Sancai impressed pottery basin

China, Tang dynasty, 8th century

Diameter: 9 5/8 inches, 24.5 cm
Height: 2 1/8 inches, 5.5 cm

Fig. 1   Sancai pottery basin, Meiyintang collection

A large pottery round basin, the deep straight sides rising from a flat base. The centre of the interior is impressed with a rosette design, formed by six interlinked foliate motifs, which encircle a stylised lotus flower in the centre. The design is coloured in a carefully controlled sancai glaze of amber, green and white colours. Around the central motif is a wide band of cream dots on an amber ground, which has been applied using the wax-resist method. The sides of the interior are applied with a green, amber and straw-glazed chevron pattern. The flat rim has a design of evenly spaced rectangles in green and white. The exterior has a lustrous amber glaze, stopping unevenly above the base to reveal the pinkish buff ware body.

This splendid sancai basin demonstrates the great craftsmanship of Tang potters, combining in a single piece a variety of decorative techniques and colours to produce a particularly eye-catching result. Glazed with merging outlines, and motifs reserved in white in a contrasting glaze, it seems to be imitating in style and probably also in technique wax-resist textile design. Motifs such as the central rosette on this piece are now known to have been produced by impressing pottery stamps.

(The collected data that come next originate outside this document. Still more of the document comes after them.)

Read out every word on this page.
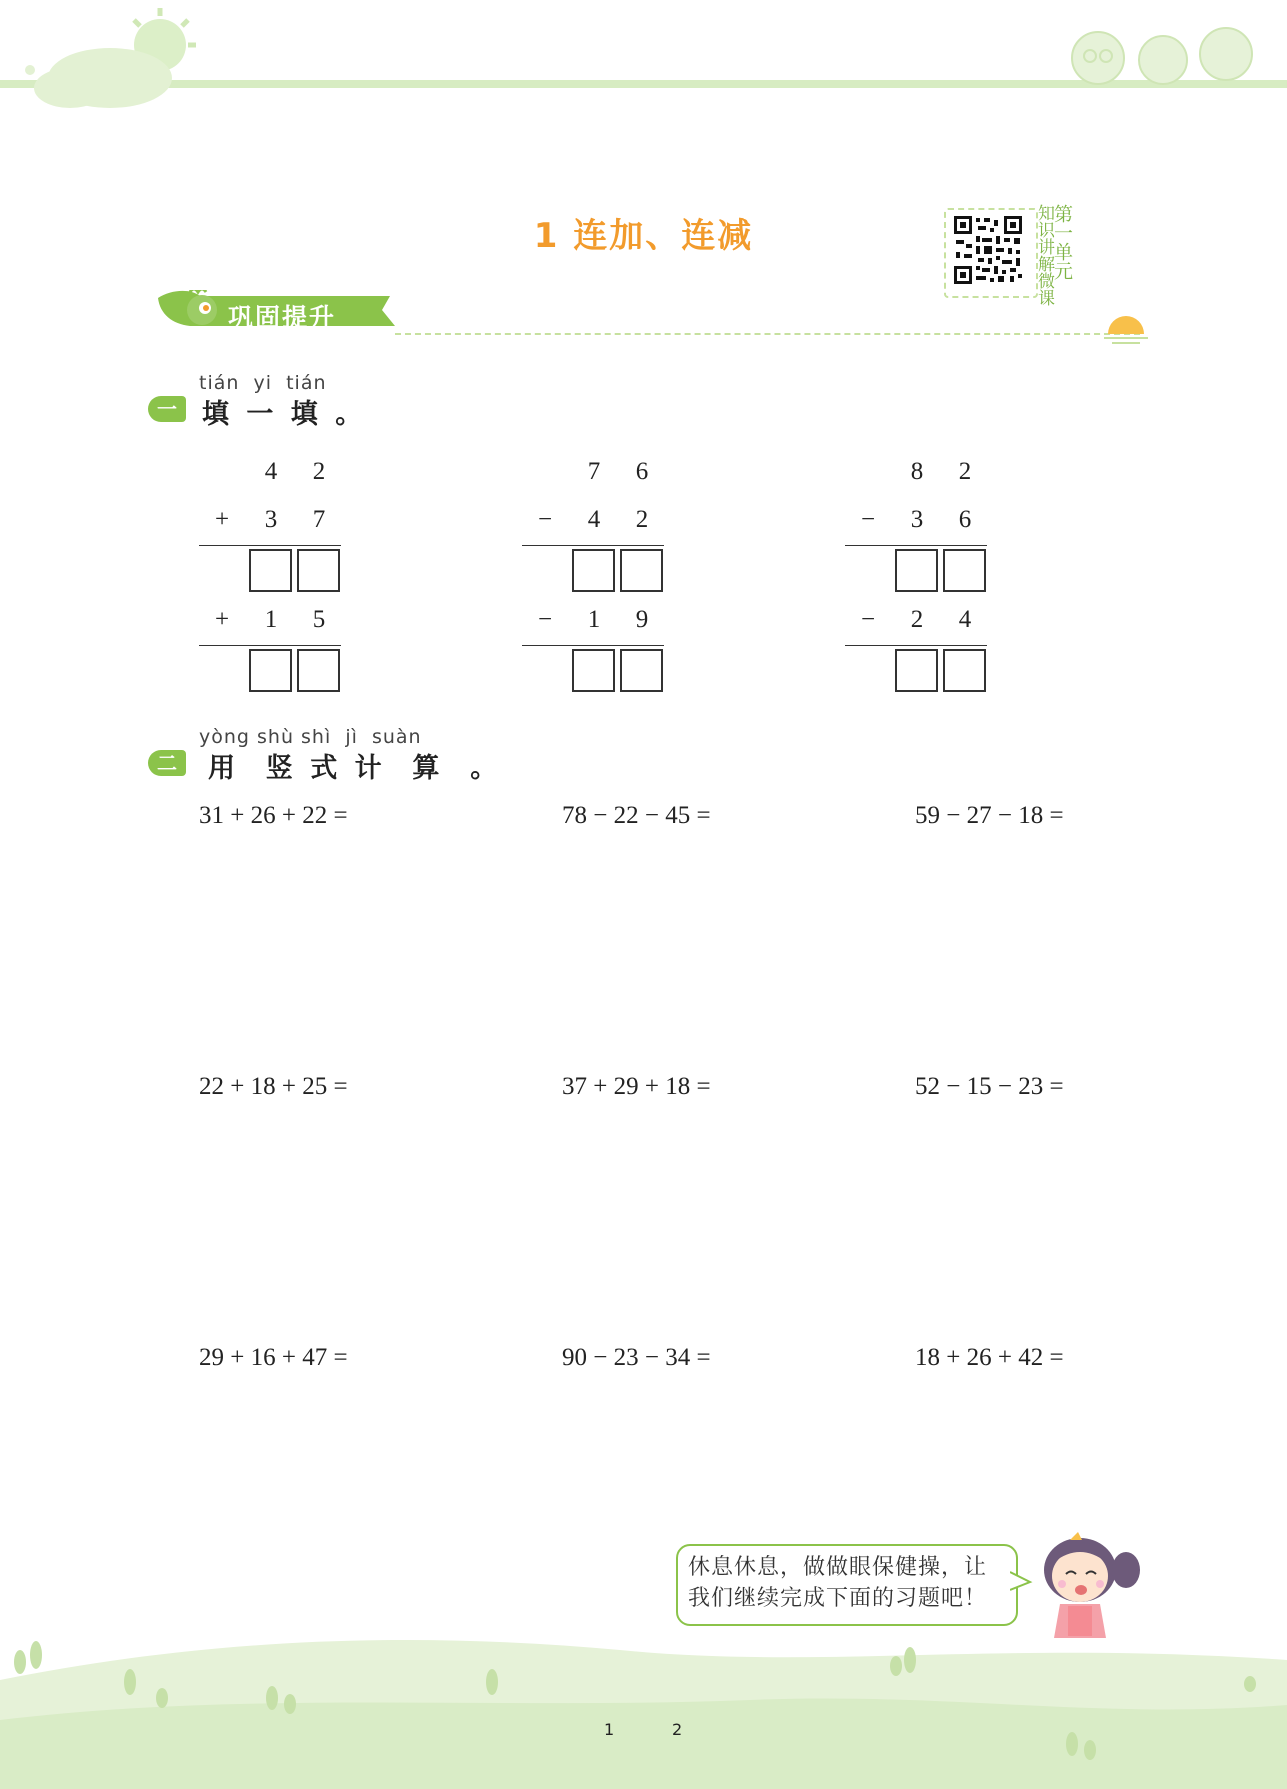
1 连加、连减	知识讲解微课
第一单元
巩固提升
tián  yi  tián
一 填 一 填 。
4	2
+	3	7
+	1	5
7	6
−	4	2
−	1	9
8	2
−	3	6
−	2	4
yòng shù shì  jì  suàn
二	用  竖 式 计  算  。
31 + 26 + 22 =	78 − 22 − 45 =	59 − 27 − 18 =
22 + 18 + 25 =	37 + 29 + 18 =	52 − 15 − 23 =
29 + 16 + 47 =	90 − 23 − 34 =	18 + 26 + 42 =
休息休息，做做眼保健操，让我们继续完成下面的习题吧！
1	2
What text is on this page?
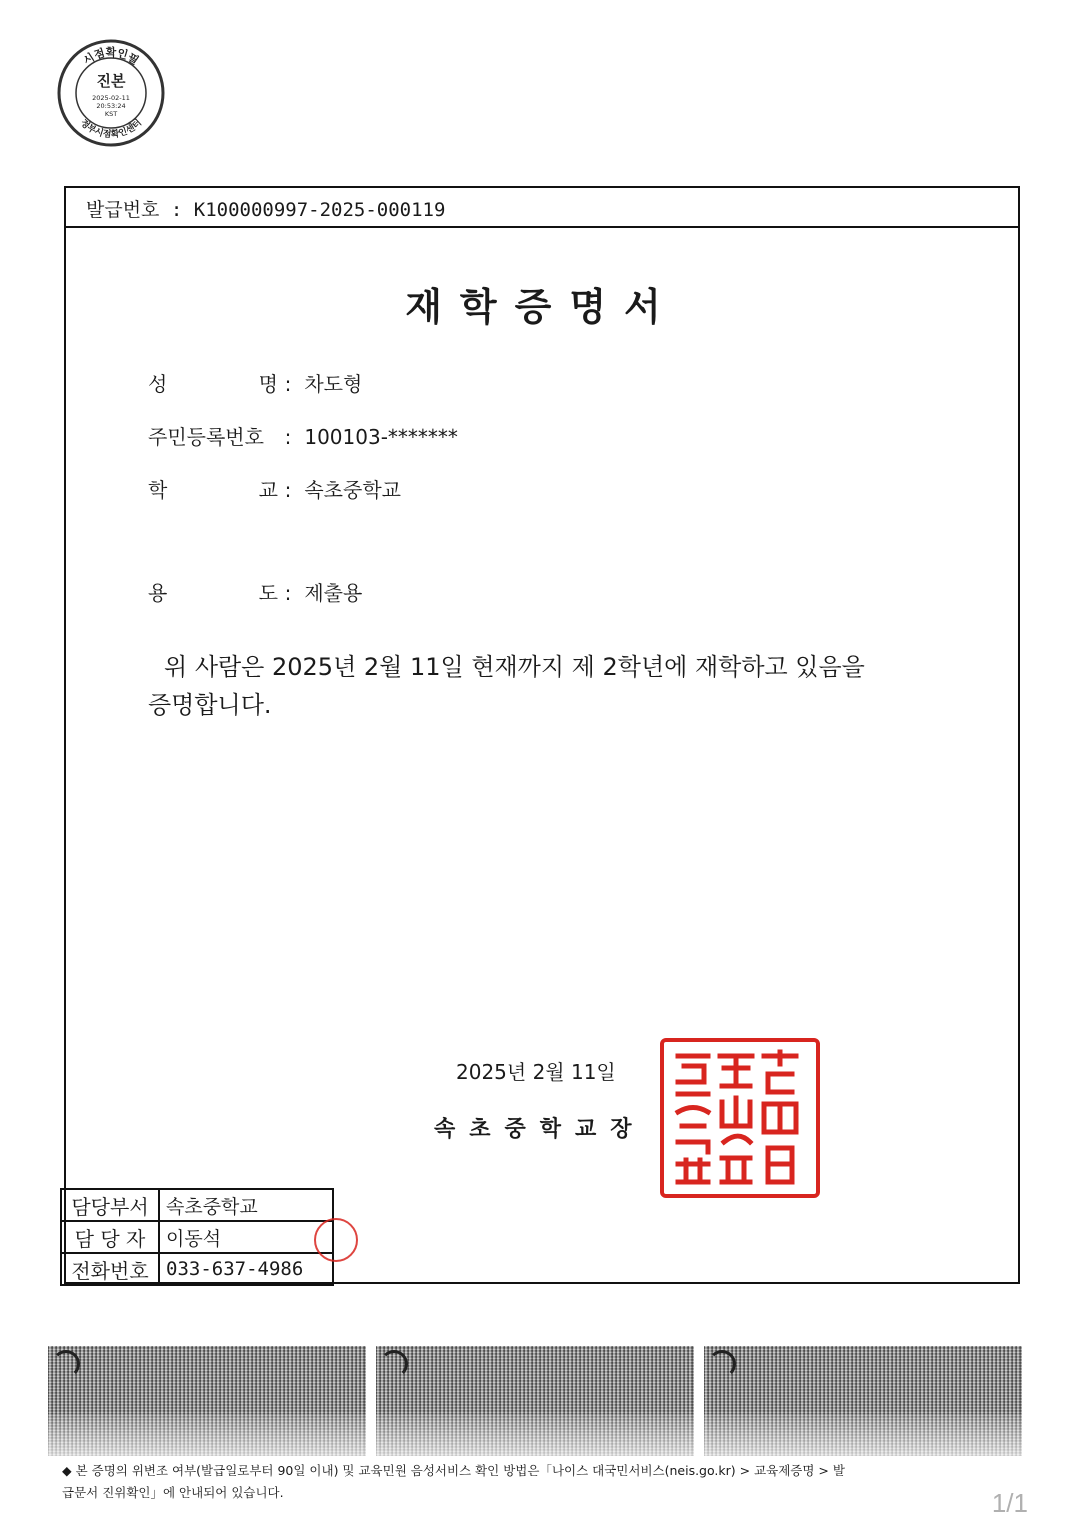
시점확인필
정부시점확인센터
진본
2025-02-11
20:53:24
KST
발급번호 : K100000997-2025-000119
재학증명서
성 명 : 차도형
주민등록번호 : 100103-*******
학 교 : 속초중학교
용 도 : 제출용
위 사람은 2025년 2월 11일 현재까지 제 2학년에 재학하고 있음을
증명합니다.
2025년 2월 11일
속초중학교장
담당부서	속초중학교
담 당 자	이동석
전화번호	033-637-4986
◆ 본 증명의 위변조 여부(발급일로부터 90일 이내) 및 교육민원 음성서비스 확인 방법은「나이스 대국민서비스(neis.go.kr) > 교육제증명 > 발
급문서 진위확인」에 안내되어 있습니다.	1/1
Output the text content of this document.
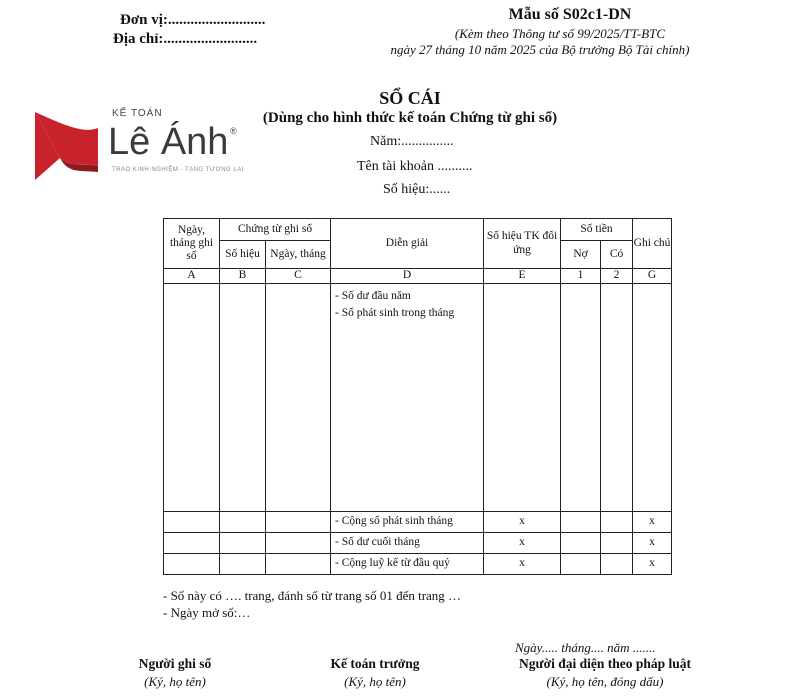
Đơn vị:..........................
Địa chỉ:.........................
Mẫu số S02c1-DN
(Kèm theo Thông tư số 99/2025/TT-BTC
ngày 27 tháng 10 năm 2025 của Bộ trưởng Bộ Tài chính)
KẾ TOÁN
Lê Ánh ®
TRAO KINH NGHIỆM - TẠNG TƯƠNG LAI
SỔ CÁI
(Dùng cho hình thức kế toán Chứng từ ghi sổ)
Năm:...............
Tên tài khoản ..........
Số hiệu:......
Ngày, tháng ghi sổ	Chứng từ ghi sổ		Diễn giải	Số hiệu TK đối ứng	Số tiền		Ghi chú
	Số hiệu	Ngày, tháng			Nợ	Có	
A	B	C	D	E	1	2	G

			- Số dư đầu năm
- Số phát sinh trong tháng				

			- Cộng số phát sinh tháng	x			x
			- Số dư cuối tháng	x			x
			- Cộng luỹ kế từ đầu quý	x			x
- Sổ này có …. trang, đánh số từ trang số 01 đến trang …
- Ngày mở sổ:…
Ngày..... tháng.... năm .......
Người ghi sổ
(Ký, họ tên)
Kế toán trưởng
(Ký, họ tên)
Người đại diện theo pháp luật
(Ký, họ tên, đóng dấu)
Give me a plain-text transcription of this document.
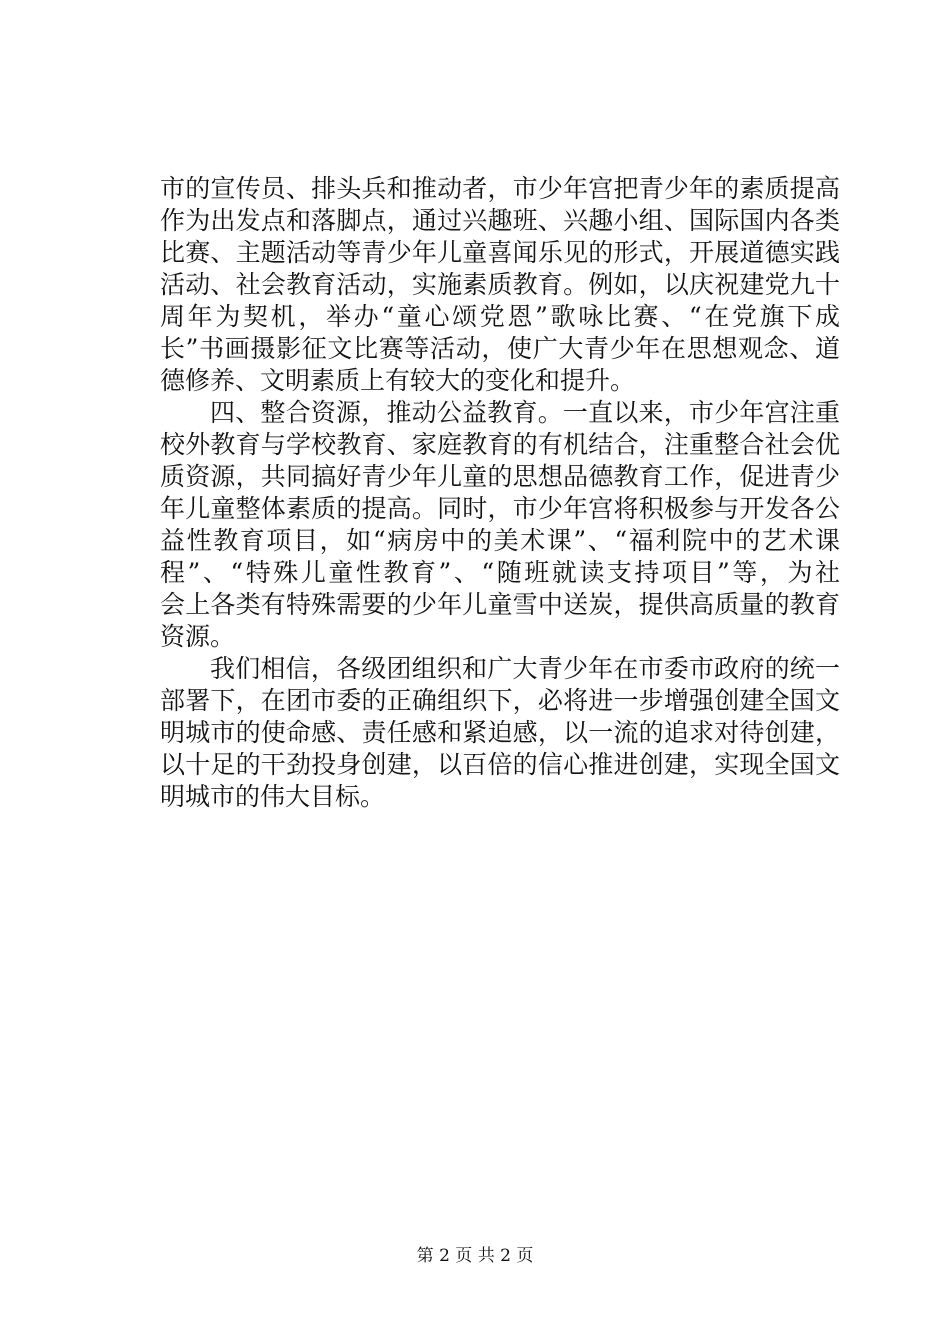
市的宣传员、排头兵和推动者，市少年宫把青少年的素质提高
作为出发点和落脚点，通过兴趣班、兴趣小组、国际国内各类
比赛、主题活动等青少年儿童喜闻乐见的形式，开展道德实践
活动、社会教育活动，实施素质教育。例如，以庆祝建党九十
周年为契机，举办“童心颂党恩”歌咏比赛、“在党旗下成
长”书画摄影征文比赛等活动，使广大青少年在思想观念、道
德修养、文明素质上有较大的变化和提升。
四、整合资源，推动公益教育。一直以来，市少年宫注重
校外教育与学校教育、家庭教育的有机结合，注重整合社会优
质资源，共同搞好青少年儿童的思想品德教育工作，促进青少
年儿童整体素质的提高。同时，市少年宫将积极参与开发各公
益性教育项目，如“病房中的美术课”、“福利院中的艺术课
程”、“特殊儿童性教育”、“随班就读支持项目”等，为社
会上各类有特殊需要的少年儿童雪中送炭，提供高质量的教育
资源。
我们相信，各级团组织和广大青少年在市委市政府的统一
部署下，在团市委的正确组织下，必将进一步增强创建全国文
明城市的使命感、责任感和紧迫感，以一流的追求对待创建，
以十足的干劲投身创建，以百倍的信心推进创建，实现全国文
明城市的伟大目标。
第 2 页 共 2 页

According to Robert L. Thorp and Virginia Bower, “The rosette medallions on these vessels may be linked to those found on silver vessels once thought to be Sasanian, but now classified as Sogdian.”[1]   Two sancai basins, both dated to the 8th century and similar in size and decoration, are in the Meiyintang collection (fig. 1).[2]   A very similar sancai impressed basin is illustrated in Mayuyama. Seventy Years, vol. 1.[3]

Provenance: private collection, the Netherlands

  1. Thorp, L. R. and Bower, V. Spirit and Ritual, The Morse Collection of Ancient Chinese Art, The Metropolitna Museum of Art, New York, 1982, no. 52, pp. 82-3
  2. Krahl, R. Chinese Ceramics in the Meiyintang Collection, Volume Three (I) London, 2006, nos. 1278 and 1279, pp. 258-9
  3. Mayuyama. Seventy Years, vol. 1, Tokyo, 1976, pl. 284.